Malachy has dedicated his life to learning and literature. Educated at a Jesuit school at Georgetown, he had undergrad exposure to Greek, Latin, philosophy, math, science, and of course the foundational texts of the Western canon. Facing down the Vietnam War as a young college student in the Sixties, Malachy pursued a PhD in English at the Univesity of Chicago to avoid going to war, and to dive deeper into his love for literature. He eventually realized the life of an academic involved a lot of toil, long, dark hours in the library, and scholarly articles — without a lot of reward — so he abandoned his dissertation for a career in the burgeoning field of advertising.
In the ad world he met a lot of similar folks – literary critics, writers, and other creatives – and began working on many classic ad campaigns including Kellog’s Tony the Tiger and the U.S. Marine’s famous slogan “The Few. The Proud. The Brave. The Marines.” As his career progressed he moved into creative strategy, where he was tasked with learning the audience for various products and their motivations for using the product: their desires, their drive to maintain a certain image, and the language they used to communicate what they liked and didn’t like.

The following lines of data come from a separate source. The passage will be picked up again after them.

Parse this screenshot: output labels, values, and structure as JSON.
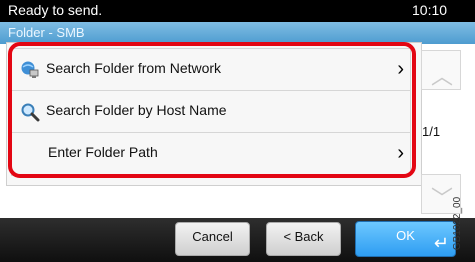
{
  "status": {
    "message": "Ready to send.",
    "time": "10:10"
  },
  "header": {
    "title": "Folder - SMB"
  },
  "menu": {
    "items": [
      {
        "label": "Search Folder from Network",
        "icon": "network-globe-icon",
        "has_chevron": true
      },
      {
        "label": "Search Folder by Host Name",
        "icon": "magnifier-icon",
        "has_chevron": false
      },
      {
        "label": "Enter Folder Path",
        "icon": "",
        "has_chevron": true
      }
    ]
  },
  "pagination": {
    "page": "1/1"
  },
  "footer": {
    "cancel_label": "Cancel",
    "back_label": "< Back",
    "ok_label": "OK"
  },
  "side_label": "GB1022_00",
  "colors": {
    "highlight_frame": "#e30613",
    "ok_button": "#2e9df2",
    "title_bar": "#5aa6d6"
  }
}
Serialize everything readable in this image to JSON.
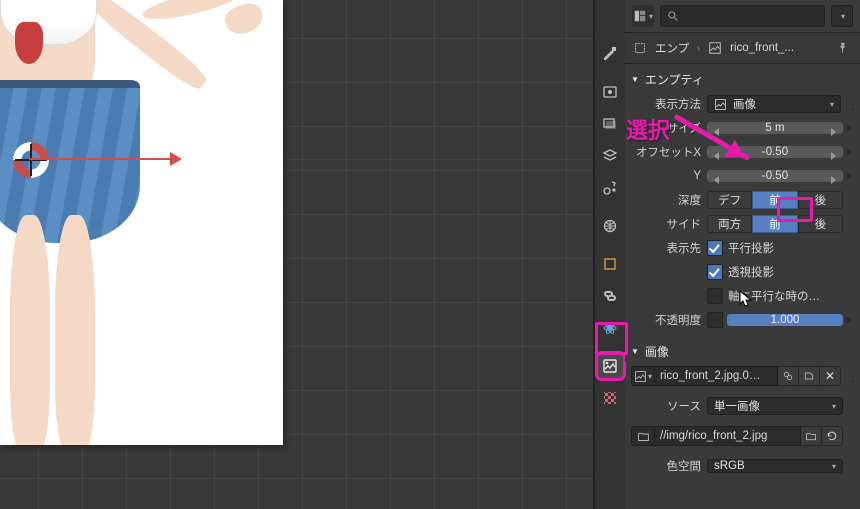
{
  "header": {
    "search_placeholder": ""
  },
  "breadcrumb": {
    "item1": "エンプ",
    "item2": "rico_front_..."
  },
  "panel": {
    "empty_title": "エンプティ",
    "image_title": "画像",
    "display_method_label": "表示方法",
    "display_method_value": "画像",
    "size_label": "サイズ",
    "size_value": "5 m",
    "offsetx_label": "オフセットX",
    "offsetx_value": "-0.50",
    "offsety_label": "Y",
    "offsety_value": "-0.50",
    "depth_label": "深度",
    "depth_options": [
      "デフ",
      "前",
      "後"
    ],
    "depth_selected": 1,
    "side_label": "サイド",
    "side_options": [
      "両方",
      "前",
      "後"
    ],
    "side_selected": 1,
    "displayto_label": "表示先",
    "perspective1": "平行投影",
    "perspective2": "透視投影",
    "axis_parallel": "軸に平行な時の…",
    "opacity_label": "不透明度",
    "opacity_value": "1.000"
  },
  "image": {
    "datablock": "rico_front_2.jpg.0…",
    "source_label": "ソース",
    "source_value": "単一画像",
    "filepath": "//img/rico_front_2.jpg",
    "colorspace_label": "色空間",
    "colorspace_value": "sRGB"
  },
  "annotation": {
    "label": "選択"
  }
}
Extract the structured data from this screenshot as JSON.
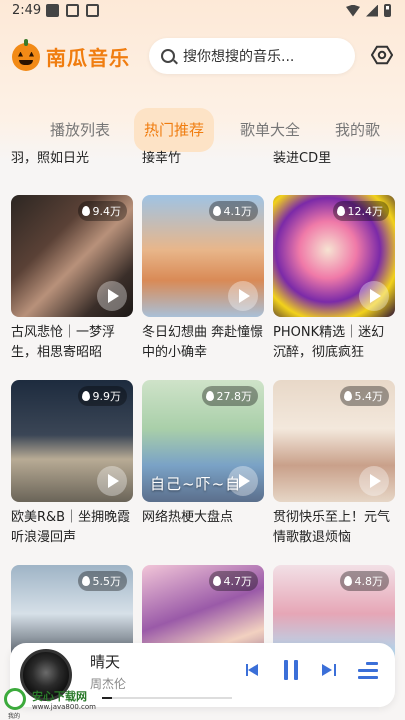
{
  "status_bar": {
    "time": "2:49"
  },
  "header": {
    "app_name": "南瓜音乐",
    "search_placeholder": "搜你想搜的音乐..."
  },
  "tabs": [
    {
      "label": "播放列表",
      "active": false
    },
    {
      "label": "热门推荐",
      "active": true
    },
    {
      "label": "歌单大全",
      "active": false
    },
    {
      "label": "我的歌",
      "active": false
    }
  ],
  "cut_row": [
    "羽，照如日光",
    "接幸竹",
    "装进CD里"
  ],
  "playlists": [
    {
      "plays": "9.4万",
      "title": "古风悲怆｜一梦浮生，相思寄昭昭"
    },
    {
      "plays": "4.1万",
      "title": "冬日幻想曲 奔赴憧憬中的小确幸"
    },
    {
      "plays": "12.4万",
      "title": "PHONK精选｜迷幻沉醉，彻底疯狂"
    },
    {
      "plays": "9.9万",
      "title": "欧美R&B｜坐拥晚霞听浪漫回声"
    },
    {
      "plays": "27.8万",
      "title": "网络热梗大盘点",
      "cover_text": "自己~吓~自"
    },
    {
      "plays": "5.4万",
      "title": "贯彻快乐至上！元气情歌散退烦恼"
    },
    {
      "plays": "5.5万",
      "title": ""
    },
    {
      "plays": "4.7万",
      "title": ""
    },
    {
      "plays": "4.8万",
      "title": ""
    }
  ],
  "player": {
    "song_title": "晴天",
    "artist": "周杰伦",
    "progress": 0.08
  },
  "watermark": {
    "name": "安心下载网",
    "url": "www.java800.com",
    "label": "我的"
  },
  "colors": {
    "accent": "#f07d10",
    "player_controls": "#3b6fd8"
  }
}
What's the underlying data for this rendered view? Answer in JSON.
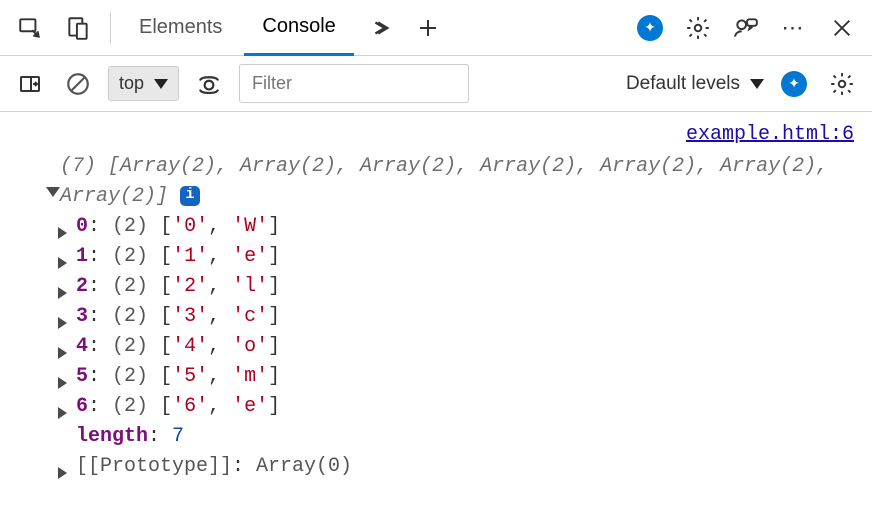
{
  "tabs": {
    "elements": "Elements",
    "console": "Console"
  },
  "filterbar": {
    "context": "top",
    "filter_placeholder": "Filter",
    "levels": "Default levels"
  },
  "source": "example.html:6",
  "summary": "(7) [Array(2), Array(2), Array(2), Array(2), Array(2), Array(2), Array(2)]",
  "entries": [
    {
      "index": "0",
      "len": "(2)",
      "a": "'0'",
      "b": "'W'"
    },
    {
      "index": "1",
      "len": "(2)",
      "a": "'1'",
      "b": "'e'"
    },
    {
      "index": "2",
      "len": "(2)",
      "a": "'2'",
      "b": "'l'"
    },
    {
      "index": "3",
      "len": "(2)",
      "a": "'3'",
      "b": "'c'"
    },
    {
      "index": "4",
      "len": "(2)",
      "a": "'4'",
      "b": "'o'"
    },
    {
      "index": "5",
      "len": "(2)",
      "a": "'5'",
      "b": "'m'"
    },
    {
      "index": "6",
      "len": "(2)",
      "a": "'6'",
      "b": "'e'"
    }
  ],
  "length_key": "length",
  "length_val": "7",
  "prototype_label": "[[Prototype]]",
  "prototype_val": "Array(0)"
}
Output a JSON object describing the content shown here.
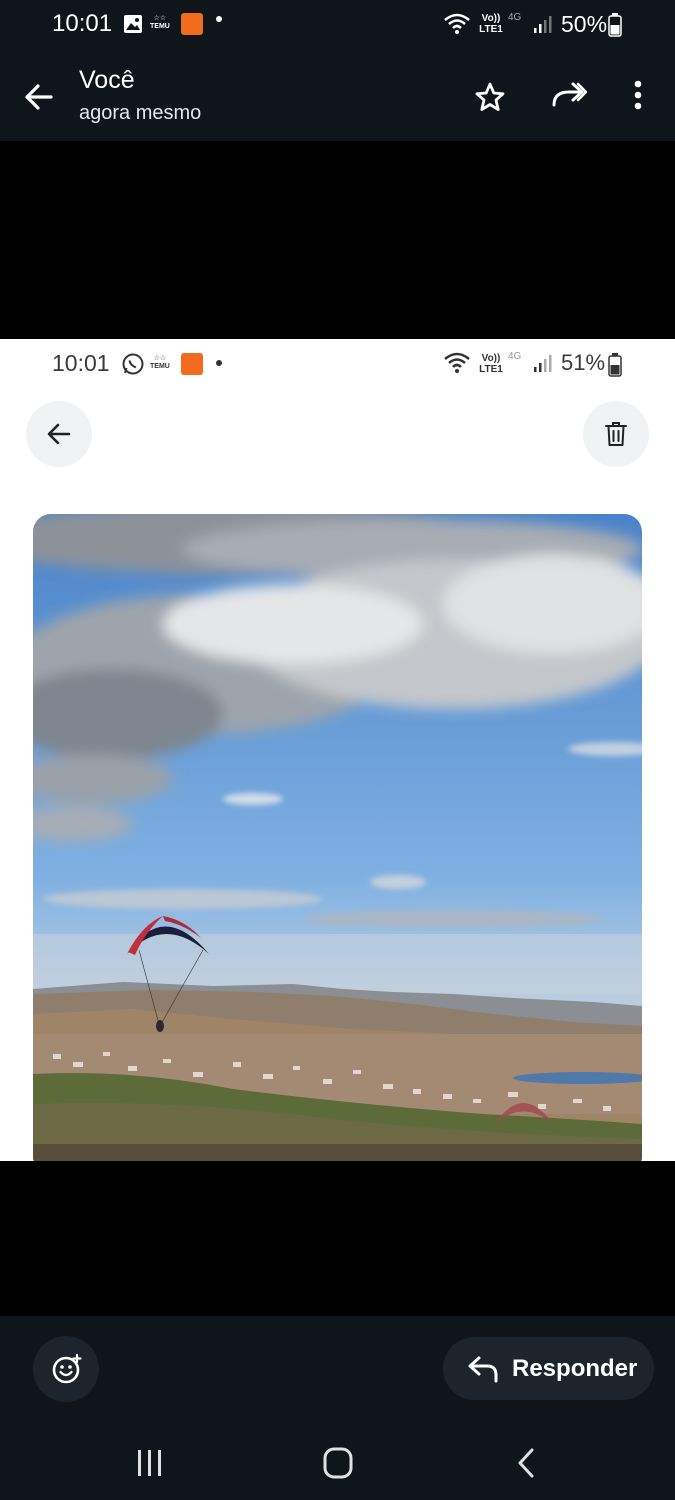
{
  "status_bar": {
    "time": "10:01",
    "temu_label": "TEMU",
    "network": "Vo)) LTE1",
    "network_gen": "4G",
    "battery": "50%"
  },
  "header": {
    "title": "Você",
    "subtitle": "agora mesmo",
    "icons": [
      "back-arrow-icon",
      "star-icon",
      "forward-icon",
      "more-vertical-icon"
    ]
  },
  "inner_screenshot": {
    "status_bar": {
      "time": "10:01",
      "temu_label": "TEMU",
      "network": "Vo)) LTE1",
      "network_gen": "4G",
      "battery": "51%"
    },
    "icons": [
      "back-arrow-icon",
      "trash-icon"
    ]
  },
  "footer": {
    "reply_label": "Responder",
    "icons": [
      "emoji-add-icon",
      "reply-icon"
    ]
  },
  "nav_bar": {
    "icons": [
      "recents-icon",
      "home-icon",
      "back-icon"
    ]
  },
  "colors": {
    "dark_bg": "#0f151b",
    "button_bg": "#1d242b",
    "inner_bg": "#ffffff",
    "temu_orange": "#f26b1d"
  }
}
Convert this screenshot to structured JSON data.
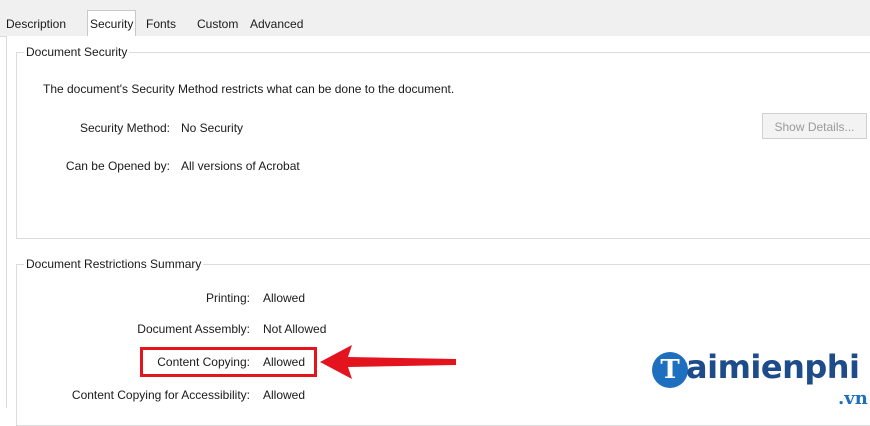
{
  "tabs": [
    {
      "label": "Description"
    },
    {
      "label": "Security"
    },
    {
      "label": "Fonts"
    },
    {
      "label": "Custom"
    },
    {
      "label": "Advanced"
    }
  ],
  "security": {
    "legend": "Document Security",
    "description": "The document's Security Method restricts what can be done to the document.",
    "method_label": "Security Method:",
    "method_value": "No Security",
    "opened_label": "Can be Opened by:",
    "opened_value": "All versions of Acrobat",
    "details_button": "Show Details..."
  },
  "restrictions": {
    "legend": "Document Restrictions Summary",
    "rows": [
      {
        "label": "Printing:",
        "value": "Allowed"
      },
      {
        "label": "Document Assembly:",
        "value": "Not Allowed"
      },
      {
        "label": "Content Copying:",
        "value": "Allowed"
      },
      {
        "label": "Content Copying for Accessibility:",
        "value": "Allowed"
      }
    ]
  },
  "watermark": {
    "initial": "T",
    "text": "aimienphi",
    "suffix": ".vn"
  },
  "colors": {
    "highlight": "#e4141e",
    "logo_blue": "#1e4c8a"
  }
}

He found that Socratic dialogue worked best when meeting with focus groups — small groups of consumers advertisers would canvas to learn more about how products were perceived — and it was important to ask good questions about consumers wants, rather than to convince them to like a certain product.
Now retired at the age of 71, Malachy’s lessons from advertising still inform his study and teaching of the Great Books. His mission in retirement is to lead others to engage with the Western canon, and help them build their minds through reading and discussion. He leads seminars for his home group based out of Mount Carmel church in Chicago as well as for Online Great Books. As with his focus groups, he insists on not teaching or pushing his own agenda, but asking incisive questions to challenge new lines of thinking in the readers’ minds.